This weekend, It’s a Beautiful Day in the Neighborhood opens to screens nationwide, a tribute to the life and work of Fred Rogers, played by actor Tom Hanks. We Presbyterians are very proud to be associated with this particular pastor. The Presbyterian Historical Society celebrates the impact of this uniquely gifted child of God:
Fred Rogers grew up in western Pennsylvania in the town of Latrobe, where he attended Latrobe Presbyterian Church. As a student at Rollins College in Winter Park, Florida, where he majored in music composition, he had his first encounter with television, and was appalled by the children’s programs he saw. He thought, “Children deserve better.” In 1953, he was invited by WQED in Pittsburgh, the nation’s first community-supported public television station, to co-produce a daily program called The Children’s Corner. The experience convinced him he had a future in children’s television. https://www.history.pcusa.org/blog/remembering-mr-rogers
A graduate of Pittsburgh Theological Seminary, Fred Rogers was ordained by the Presbyterian Church in 1963 with the charge to continue his unique ministry to children through television. I was privileged to be among the millions of young kids who Mr. Rogers discipled through his daily program. It was truly an advanced course in Jesus’ total lifestyle. “Through Mister Rogers’ Neighborhood, he taught generations of children the quintessentially Christian but profoundly universal message of ‘Love yourself, love others.’"

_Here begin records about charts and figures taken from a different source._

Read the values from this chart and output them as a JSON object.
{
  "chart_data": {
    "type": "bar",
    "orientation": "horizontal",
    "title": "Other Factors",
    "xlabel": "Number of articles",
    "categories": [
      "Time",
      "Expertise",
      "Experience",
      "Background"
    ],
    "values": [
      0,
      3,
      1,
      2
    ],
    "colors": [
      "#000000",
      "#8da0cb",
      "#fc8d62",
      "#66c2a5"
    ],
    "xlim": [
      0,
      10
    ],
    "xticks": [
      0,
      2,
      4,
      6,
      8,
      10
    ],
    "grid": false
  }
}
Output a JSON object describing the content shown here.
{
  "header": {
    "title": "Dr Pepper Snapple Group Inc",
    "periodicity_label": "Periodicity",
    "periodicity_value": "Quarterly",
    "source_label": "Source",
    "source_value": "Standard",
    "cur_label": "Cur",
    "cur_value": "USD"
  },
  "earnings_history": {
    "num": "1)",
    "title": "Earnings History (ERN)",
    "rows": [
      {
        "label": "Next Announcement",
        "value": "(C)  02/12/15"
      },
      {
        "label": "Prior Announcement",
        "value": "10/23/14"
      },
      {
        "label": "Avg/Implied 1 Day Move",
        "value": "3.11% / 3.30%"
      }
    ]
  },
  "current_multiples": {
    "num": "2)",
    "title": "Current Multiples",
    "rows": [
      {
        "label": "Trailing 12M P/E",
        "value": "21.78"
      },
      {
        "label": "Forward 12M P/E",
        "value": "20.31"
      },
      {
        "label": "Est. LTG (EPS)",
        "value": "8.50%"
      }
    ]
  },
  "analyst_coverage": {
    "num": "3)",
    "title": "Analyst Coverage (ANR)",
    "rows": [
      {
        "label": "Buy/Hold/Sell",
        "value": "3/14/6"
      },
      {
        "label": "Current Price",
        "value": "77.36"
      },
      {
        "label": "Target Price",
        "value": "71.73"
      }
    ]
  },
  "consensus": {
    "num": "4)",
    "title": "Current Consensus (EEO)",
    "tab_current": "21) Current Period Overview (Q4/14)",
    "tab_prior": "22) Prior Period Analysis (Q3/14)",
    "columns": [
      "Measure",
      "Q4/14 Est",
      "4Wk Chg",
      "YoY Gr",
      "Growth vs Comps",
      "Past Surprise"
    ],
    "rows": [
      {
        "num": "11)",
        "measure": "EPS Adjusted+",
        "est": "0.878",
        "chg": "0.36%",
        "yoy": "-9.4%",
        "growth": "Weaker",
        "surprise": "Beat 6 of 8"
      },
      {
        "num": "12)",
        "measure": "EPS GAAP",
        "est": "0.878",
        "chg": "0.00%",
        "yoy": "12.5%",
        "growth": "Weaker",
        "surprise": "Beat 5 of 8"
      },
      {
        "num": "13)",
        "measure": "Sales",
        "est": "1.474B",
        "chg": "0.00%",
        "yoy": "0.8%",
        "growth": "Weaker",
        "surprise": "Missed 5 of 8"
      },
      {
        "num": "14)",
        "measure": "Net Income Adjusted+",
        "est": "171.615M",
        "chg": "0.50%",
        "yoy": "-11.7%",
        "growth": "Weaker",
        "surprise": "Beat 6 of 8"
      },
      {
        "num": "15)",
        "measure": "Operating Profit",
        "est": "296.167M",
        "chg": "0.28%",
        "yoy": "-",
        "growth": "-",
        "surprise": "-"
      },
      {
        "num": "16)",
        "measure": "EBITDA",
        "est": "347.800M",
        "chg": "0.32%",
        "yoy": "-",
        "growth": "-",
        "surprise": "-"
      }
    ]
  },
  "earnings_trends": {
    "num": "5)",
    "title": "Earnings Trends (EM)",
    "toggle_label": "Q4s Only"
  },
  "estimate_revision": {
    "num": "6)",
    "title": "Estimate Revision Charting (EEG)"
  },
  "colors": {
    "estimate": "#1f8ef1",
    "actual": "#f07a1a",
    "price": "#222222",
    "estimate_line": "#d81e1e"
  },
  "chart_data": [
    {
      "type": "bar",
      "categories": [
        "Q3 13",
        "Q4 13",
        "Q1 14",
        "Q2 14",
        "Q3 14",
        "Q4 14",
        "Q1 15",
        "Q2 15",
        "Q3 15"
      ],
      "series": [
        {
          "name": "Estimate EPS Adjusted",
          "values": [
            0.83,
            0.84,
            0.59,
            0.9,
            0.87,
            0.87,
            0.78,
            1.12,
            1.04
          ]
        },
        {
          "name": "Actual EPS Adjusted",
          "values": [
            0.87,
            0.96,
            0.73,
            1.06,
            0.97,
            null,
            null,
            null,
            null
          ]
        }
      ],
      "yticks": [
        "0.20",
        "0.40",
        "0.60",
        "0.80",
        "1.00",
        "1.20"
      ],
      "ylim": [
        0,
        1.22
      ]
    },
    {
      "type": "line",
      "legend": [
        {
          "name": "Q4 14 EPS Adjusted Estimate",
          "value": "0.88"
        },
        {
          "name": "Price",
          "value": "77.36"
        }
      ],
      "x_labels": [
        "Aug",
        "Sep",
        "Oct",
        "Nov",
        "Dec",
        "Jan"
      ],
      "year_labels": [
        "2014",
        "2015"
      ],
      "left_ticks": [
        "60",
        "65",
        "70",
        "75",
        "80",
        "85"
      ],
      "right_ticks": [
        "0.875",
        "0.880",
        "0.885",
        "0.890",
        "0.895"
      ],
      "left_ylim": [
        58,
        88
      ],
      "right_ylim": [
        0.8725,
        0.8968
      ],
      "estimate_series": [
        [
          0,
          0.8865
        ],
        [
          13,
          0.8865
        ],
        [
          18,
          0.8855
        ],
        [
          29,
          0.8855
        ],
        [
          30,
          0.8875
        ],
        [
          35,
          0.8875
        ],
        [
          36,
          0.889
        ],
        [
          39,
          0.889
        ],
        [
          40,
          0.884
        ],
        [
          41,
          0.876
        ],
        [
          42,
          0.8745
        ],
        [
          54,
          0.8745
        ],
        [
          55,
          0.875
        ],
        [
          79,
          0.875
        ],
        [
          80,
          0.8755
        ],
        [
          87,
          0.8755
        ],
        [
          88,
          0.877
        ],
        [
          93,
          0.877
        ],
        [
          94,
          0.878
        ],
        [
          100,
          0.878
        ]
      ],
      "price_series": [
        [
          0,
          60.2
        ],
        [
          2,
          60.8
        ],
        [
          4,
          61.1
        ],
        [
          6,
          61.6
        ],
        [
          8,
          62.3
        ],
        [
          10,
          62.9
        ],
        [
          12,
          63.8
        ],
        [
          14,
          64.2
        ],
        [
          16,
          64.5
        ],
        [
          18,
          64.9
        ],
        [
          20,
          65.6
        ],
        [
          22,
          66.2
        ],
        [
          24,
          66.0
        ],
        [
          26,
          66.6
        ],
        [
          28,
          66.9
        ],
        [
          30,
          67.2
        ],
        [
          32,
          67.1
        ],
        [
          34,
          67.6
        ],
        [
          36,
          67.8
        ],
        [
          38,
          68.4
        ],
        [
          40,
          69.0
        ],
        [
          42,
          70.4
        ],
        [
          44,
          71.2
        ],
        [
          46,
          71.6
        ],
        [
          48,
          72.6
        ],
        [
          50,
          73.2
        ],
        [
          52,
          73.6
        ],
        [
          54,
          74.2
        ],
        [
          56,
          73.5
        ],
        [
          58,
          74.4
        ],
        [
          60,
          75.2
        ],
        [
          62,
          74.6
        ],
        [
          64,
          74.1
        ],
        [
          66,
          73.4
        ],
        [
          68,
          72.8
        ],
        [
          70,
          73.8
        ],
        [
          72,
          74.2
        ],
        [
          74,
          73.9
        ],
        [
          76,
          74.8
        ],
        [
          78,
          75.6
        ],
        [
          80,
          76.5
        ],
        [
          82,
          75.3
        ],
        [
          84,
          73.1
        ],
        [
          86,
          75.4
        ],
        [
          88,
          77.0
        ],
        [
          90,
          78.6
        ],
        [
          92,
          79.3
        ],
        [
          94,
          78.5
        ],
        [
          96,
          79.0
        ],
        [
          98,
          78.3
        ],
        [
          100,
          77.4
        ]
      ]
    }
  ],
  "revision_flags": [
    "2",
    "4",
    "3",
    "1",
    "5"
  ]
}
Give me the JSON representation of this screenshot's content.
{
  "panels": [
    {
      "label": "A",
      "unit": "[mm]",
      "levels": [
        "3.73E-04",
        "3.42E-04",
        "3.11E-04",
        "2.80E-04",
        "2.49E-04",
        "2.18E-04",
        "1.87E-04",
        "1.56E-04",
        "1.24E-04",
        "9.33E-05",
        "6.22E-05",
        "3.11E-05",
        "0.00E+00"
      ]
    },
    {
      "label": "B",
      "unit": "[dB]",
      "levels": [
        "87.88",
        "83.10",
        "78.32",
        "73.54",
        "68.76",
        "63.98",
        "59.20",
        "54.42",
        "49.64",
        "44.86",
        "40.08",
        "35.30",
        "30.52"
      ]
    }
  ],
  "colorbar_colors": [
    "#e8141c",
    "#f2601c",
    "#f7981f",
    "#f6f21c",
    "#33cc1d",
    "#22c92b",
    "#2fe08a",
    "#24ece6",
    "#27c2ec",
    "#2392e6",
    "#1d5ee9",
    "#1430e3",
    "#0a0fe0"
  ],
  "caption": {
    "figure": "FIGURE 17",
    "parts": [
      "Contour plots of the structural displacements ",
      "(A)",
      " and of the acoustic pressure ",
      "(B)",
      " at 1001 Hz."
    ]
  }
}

At the age of seven, I remember tuning in to see Mr. Rogers place his feet in a plastic pool on a hot day with the local policeman, Officer Clemmons. The two men, one white and the other black, took off their shoes and put them in the water together. As the camera zoomed in on their submerged feet side by side I noticed the contrasting color of their skin. It was a kind of baptism of my racial-ethnic imagination. The program was exceedingly relevant, for in some parts of the country Americans with dark skin were being violently removed from “white” swimming pools, and just one year before this episode aired, Dr. Martin Luther King Jr. had been gunned down and murdered in Memphis, TN. I later learned that Francois Clemmons, who Fred Rogers met at his church in Pittsburg, was also a gay man – only heightening the significance of this episode about neighbor love. My elementary school friend Andre and I owe a debt of gratitude to Mr. Rogers and Officer Clemmons. They helped us easily break the color-barrier with our own childhood friendship, as he was my first friend of the darker hue, but certainly not the last.
All this reminds me today that our ability to foster friendship and compassion as the church is immense, if we will invite others to place their feet in the tub with us. All too often, the church has become a place where divisions in our society are merely duplicated rather than overcome, or where divisions that have been overcome are not duplicated. I have failed on more than one occasion to live out my highest ideals in this regard and I need the Spirit of Jesus more than ever to aid me on this journey of reconciliation and “foot tub theology.”
In this day of dis-ease and national division, when we are tempted to choose which neighbor to love or care for based upon politics, social status, religious views, or lifestyle choices, Mr. Rogers challenges us to do more than surround ourselves with “the right neighbors.” He invites us, instead, to be the right neighbors. Toward that end, I am reminded that holidays like Thanksgiving can be a time to break bread not only with family, but with friends and neighbors and even strangers who we have invited from the larger community. May I also suggest that we begin praying for those in our circle of influence who do not share our faith or background, and then invite them to dinner or to our church in celebration of Christ’s birth?
Like Fred Rogers, we continue to be inspired by Jesus who told a parable about a Jewish man beaten, robbed, and left for dead, who is rescued and nursed back to health by his enemy, a despised Samaritan. The unforgettable story is meant to teach us that a truly good neighbor crosses the boundaries of hatred and prejudice to do what love requires. Jesus himself did this, and much more, when he entered human flesh, lived a life of compassion, welcomed children, included gentiles and outcasts, ate with tax gatherers and sinners, forgave his enemies, and showed us the depth of God’s suffering love. May we follow in his footsteps, and join him in his foot tub, in this Holy Season.